I'm basically just inserting my worthless post in here in hopes that someone smarter will come to the rescue. 

@Paul Doherty You clearly understand the benefits of leveraging.  So it comes down to comfort level.  And that is worth considering.  It doesn't matter that you'd do better financially if anxiety would eat you alive.

@Alexander Felice had an excellent suggestion.  Maybe you could do both.  Cash out refi, Reserve perhaps more of the cash than other investors would so you have a very safe emergency fund, and invest in at least one more property so your monthly cash flow is at least the same as it is now.

I think you're both on to something with that suggestion.  I can still get the benefits of leverage without the sleepless nights and additional risk that fully leveraging the proceeds of the cashout refi would bring.  I'm definitely going to consider that approach as I think it may very well be the in-between answer I need.  Thanks to you both!

Depends on where you are in your investment life cycle- i.e. Acquisition phase, maintenance phase, disposition phase (if I'm remembering the terms for the 3 parts of the cycle correctly).

If you're early on in career and looking to increase portfolio, should cash out and buy more with relatively high leverage (while being sure to have solid cash reserves on the side of course).

If you're middle career and looking to just maintain portfolio and don't need cash flow from properties, then focusing on building equity in existing properties by using cash flow to pay down loans make sense.

Then end career dispose of assets and the sweet equity you hopefully built up by selling outright or owner carry or whatever.

I personally would cash out and buy more with leverage, but that's someone in acquisition mode bucket talking.

As an update to this thread I decided to do a cash-out refi and invest in more properties. The house that was paid off was worth 175k or so and I did a cash out refi for 90k (total was 95k with all the fees). So that house now has a mortgage back on it with a PITI is around 950 a month and rents at 1425 (1325 at the time I did the loan). I then used the tax-free 90k acquired to buy two new properties at ~150k each, putting 25% down (approx 38k) on each. So each of those are cash flowing a bit (200 or so each above PITI) and the original house that got refi'd went from cashflowing about 1000 to cashflowing 400. So 400+200+200 = 800 of cashflow. So I lost 200 a month in cashflow but turned the one cash out refi house worth 175k into three houses worth 475k.

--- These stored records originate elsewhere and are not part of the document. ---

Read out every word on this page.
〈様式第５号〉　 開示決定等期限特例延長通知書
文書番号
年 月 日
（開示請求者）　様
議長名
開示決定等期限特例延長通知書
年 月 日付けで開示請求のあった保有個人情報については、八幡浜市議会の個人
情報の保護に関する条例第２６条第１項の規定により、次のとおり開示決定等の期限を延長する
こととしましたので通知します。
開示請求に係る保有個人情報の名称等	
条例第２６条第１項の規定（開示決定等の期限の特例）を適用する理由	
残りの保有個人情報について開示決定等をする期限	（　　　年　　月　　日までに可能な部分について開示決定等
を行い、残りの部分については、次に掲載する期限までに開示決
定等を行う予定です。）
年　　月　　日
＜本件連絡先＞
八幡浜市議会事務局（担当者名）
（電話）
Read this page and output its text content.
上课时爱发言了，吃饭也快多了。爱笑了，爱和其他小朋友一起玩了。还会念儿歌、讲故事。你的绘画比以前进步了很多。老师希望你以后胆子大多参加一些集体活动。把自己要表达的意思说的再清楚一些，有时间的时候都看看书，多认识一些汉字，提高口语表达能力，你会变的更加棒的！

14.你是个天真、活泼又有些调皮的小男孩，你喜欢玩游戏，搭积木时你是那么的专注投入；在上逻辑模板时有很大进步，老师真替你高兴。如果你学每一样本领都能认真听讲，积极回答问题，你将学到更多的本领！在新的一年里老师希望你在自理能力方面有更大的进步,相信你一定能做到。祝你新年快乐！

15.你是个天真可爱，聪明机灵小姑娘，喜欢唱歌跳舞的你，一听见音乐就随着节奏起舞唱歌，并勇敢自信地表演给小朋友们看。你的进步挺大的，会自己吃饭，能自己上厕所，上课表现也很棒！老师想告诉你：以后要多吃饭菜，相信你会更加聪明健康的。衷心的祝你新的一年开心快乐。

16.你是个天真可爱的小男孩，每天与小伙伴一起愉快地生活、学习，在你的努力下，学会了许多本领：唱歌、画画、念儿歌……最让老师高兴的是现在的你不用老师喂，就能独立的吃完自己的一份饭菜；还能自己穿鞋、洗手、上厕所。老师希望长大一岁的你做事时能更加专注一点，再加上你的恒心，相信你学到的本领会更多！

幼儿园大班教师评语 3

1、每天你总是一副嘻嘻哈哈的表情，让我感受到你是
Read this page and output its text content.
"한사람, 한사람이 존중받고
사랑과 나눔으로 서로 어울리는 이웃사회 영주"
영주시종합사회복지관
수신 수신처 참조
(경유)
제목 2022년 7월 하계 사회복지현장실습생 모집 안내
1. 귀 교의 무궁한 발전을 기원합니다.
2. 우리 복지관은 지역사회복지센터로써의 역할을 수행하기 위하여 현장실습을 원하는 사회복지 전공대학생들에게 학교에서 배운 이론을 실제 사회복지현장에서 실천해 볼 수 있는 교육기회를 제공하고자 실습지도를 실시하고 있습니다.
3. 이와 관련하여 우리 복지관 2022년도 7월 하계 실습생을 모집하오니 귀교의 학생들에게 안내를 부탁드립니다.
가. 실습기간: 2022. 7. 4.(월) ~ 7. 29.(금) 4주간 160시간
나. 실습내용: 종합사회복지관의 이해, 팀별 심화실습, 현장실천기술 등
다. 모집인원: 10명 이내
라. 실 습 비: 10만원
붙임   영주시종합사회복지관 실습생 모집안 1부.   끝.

I think it's also worth noting to others considering something like this, that I still have roughly the exact same equity as I had before - the only thing lost equity-wise is the actual closing costs on the two new purchases; all that happened was part of the equity got moved from the paid-off house into the two new ones.

The cost of capital at over 5% makes me flinch a bit. As does not increasing the equity or cash flow overall. 

At these low rates it may make sense as long as each properly cash flows and you're buying right . Would like to see more equity at the buy of course. $175k rental houses don't pencil in my  market but a multi would. Just pointing out the option.

You've done well Paul to have free and clear property at all. Congrats on having options. I hope this decision works out well for you!